This is an extract from an interview with Tim Etchells, Artistic Director of Forced Entertainment – read the full interview here.
Chaos is the order that you weren’t expecting! That’s what my 19 year old son tells me. I’m not sure that there is such a thing as chaos really. Any set of actions in time and space has a structure. It might not be easy to see at first glance. But it’s always there. Pattern and structure are always present.

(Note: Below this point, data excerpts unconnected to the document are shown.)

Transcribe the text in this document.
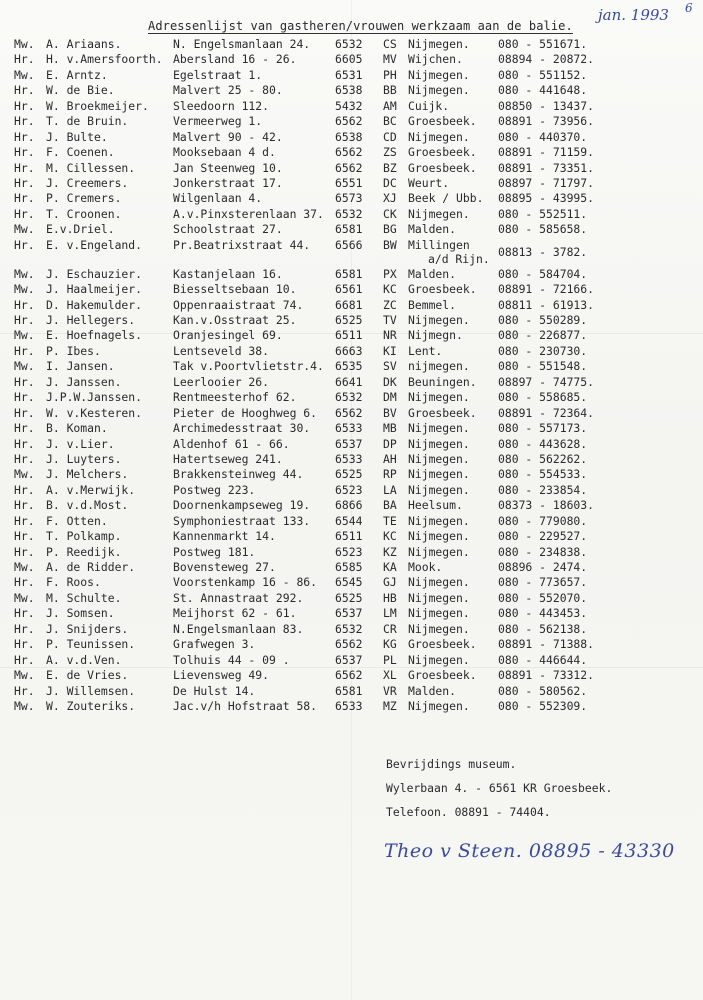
Adressenlijst van gastheren/vrouwen werkzaam aan de balie.
jan. 1993 6
Mw. A. Ariaans.	N. Engelsmanlaan 24. 6532 CS Nijmegen. 080 - 551671.
Hr. H. v.Amersfoorth. Abersland 16 - 26.	6605 MV Wijchen.	08894 - 20872.
Mw. E. Arntz.	Egelstraat 1.	6531 PH Nijmegen. 080 - 551152.
Hr. W. de Bie.	Malvert 25 - 80.	6538 BB Nijmegen. 080 - 441648.
Hr. W. Broekmeijer. Sleedoorn 112.	5432 AM Cuijk.	08850 - 13437.
Hr. T. de Bruin.	Vermeerweg 1.	6562 BC Groesbeek. 08891 - 73956.
Hr. J. Bulte.	Malvert 90 - 42.	6538 CD Nijmegen. 080 - 440370.
Hr. F. Coenen.	Mooksebaan 4 d.	6562 ZS Groesbeek. 08891 - 71159.
Hr. M. Cillessen.	Jan Steenweg 10.	6562 BZ Groesbeek. 08891 - 73351.
Hr. J. Creemers.	Jonkerstraat 17.	6551 DC Weurt.	08897 - 71797.
Hr. P. Cremers.	Wilgenlaan 4.	6573 XJ Beek / Ubb. 08895 - 43995.
Hr. T. Croonen.	A.v.Pinxsterenlaan 37. 6532 CK Nijmegen. 080 - 552511.
Mw. E.v.Driel.	Schoolstraat 27.	6581 BG Malden.	080 - 585658.
Hr. E. v.Engeland.	Pr.Beatrixstraat 44. 6566 BW Millingen 08813 - 3782.
a/d Rijn.
Mw. J. Eschauzier.	Kastanjelaan 16.	6581 PX Malden.	080 - 584704.
Mw. J. Haalmeijer.	Biesseltsebaan 10.	6561 KC Groesbeek. 08891 - 72166.
Hr. D. Hakemulder.	Oppenraaistraat 74.	6681 ZC Bemmel.	08811 - 61913.
Hr. J. Hellegers.	Kan.v.Osstraat 25.	6525 TV Nijmegen. 080 - 550289.
Mw. E. Hoefnagels.	Oranjesingel 69.	6511 NR Nijmegn.	080 - 226877.
Hr. P. Ibes.	Lentseveld 38.	6663 KI Lent.	080 - 230730.
Mw. I. Jansen.	Tak v.Poortvlietstr.4. 6535 SV nijmegen. 080 - 551548.
Hr. J. Janssen.	Leerlooier 26.	6641 DK Beuningen. 08897 - 74775.
Hr. J.P.W.Janssen.	Rentmeesterhof 62.	6532 DM Nijmegen. 080 - 558685.
Hr. W. v.Kesteren.	Pieter de Hooghweg 6. 6562 BV Groesbeek. 08891 - 72364.
Hr. B. Koman.	Archimedesstraat 30. 6533 MB Nijmegen. 080 - 557173.
Hr. J. v.Lier.	Aldenhof 61 - 66.	6537 DP Nijmegen. 080 - 443628.
Hr. J. Luyters.	Hatertseweg 241.	6533 AH Nijmegen. 080 - 562262.
Mw. J. Melchers.	Brakkensteinweg 44.	6525 RP Nijmegen. 080 - 554533.
Hr. A. v.Merwijk.	Postweg 223.	6523 LA Nijmegen. 080 - 233854.
Hr. B. v.d.Most.	Doornenkampseweg 19. 6866 BA Heelsum.	08373 - 18603.
Hr. F. Otten.	Symphoniestraat 133. 6544 TE Nijmegen. 080 - 779080.
Hr. T. Polkamp.	Kannenmarkt 14.	6511 KC Nijmegen. 080 - 229527.
Hr. P. Reedijk.	Postweg 181.	6523 KZ Nijmegen. 080 - 234838.
Mw. A. de Ridder.	Bovensteweg 27.	6585 KA Mook.	08896 - 2474.
Hr. F. Roos.	Voorstenkamp 16 - 86. 6545 GJ Nijmegen. 080 - 773657.
Mw. M. Schulte.	St. Annastraat 292.	6525 HB Nijmegen. 080 - 552070.
Hr. J. Somsen.	Meijhorst 62 - 61.	6537 LM Nijmegen. 080 - 443453.
Hr. J. Snijders.	N.Engelsmanlaan 83.	6532 CR Nijmegen. 080 - 562138.
Hr. P. Teunissen.	Grafwegen 3.	6562 KG Groesbeek. 08891 - 71388.
Hr. A. v.d.Ven.	Tolhuis 44 - 09 .	6537 PL Nijmegen. 080 - 446644.
Mw. E. de Vries.	Lievensweg 49.	6562 XL Groesbeek. 08891 - 73312.
Hr. J. Willemsen.	De Hulst 14.	6581 VR Malden.	080 - 580562.
Mw. W. Zouteriks.	Jac.v/h Hofstraat 58. 6533 MZ Nijmegen. 080 - 552309.
Bevrijdings museum.
Wylerbaan 4. - 6561 KR Groesbeek.
Telefoon. 08891 - 74404.
Theo v Steen. 08895 - 43330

Of course there are plenty of moments in our performances that look chaotic. Many times there will be material created in improvisation where a number of performers are working, making their own decisions in a kind of friction with each other: some striking off in this direction, others going in that direction. It’s a very complex interaction and when you look at it, it can appear chaotic – hard to map or contain. But in the theatre works we tend to control that kind of chaos very carefully. So chaos tends to be a recreation rather than anything really out of hand – we study the video recordings of the rehearsals and recreate the best of them, move for move, line for line. Someone once observed that the things that look most chaotic in our pieces are often the most completely and precisely choreographed. We’re very interested in that texture – that feeling that the eye doesn’t know where to rest, that the centre is missing, you see it, in shows like Real Magic, The Last Adventures or Bloody Mess or even the new one Out of Order, but we know we couldn’t improvise those every night in the theatre (it’s too unpredictable). So the only way that we can get anything to look out of control and multi-directional is via choreographing the most dynamic of the improvisations – scoring them in relation to the video and then working on notation and mechanical repetition. It’s acting – making it look real when it isn’t, making time flow, but controlling it somehow. Chaos on stage is, by its nature, perhaps slightly oxymoronic!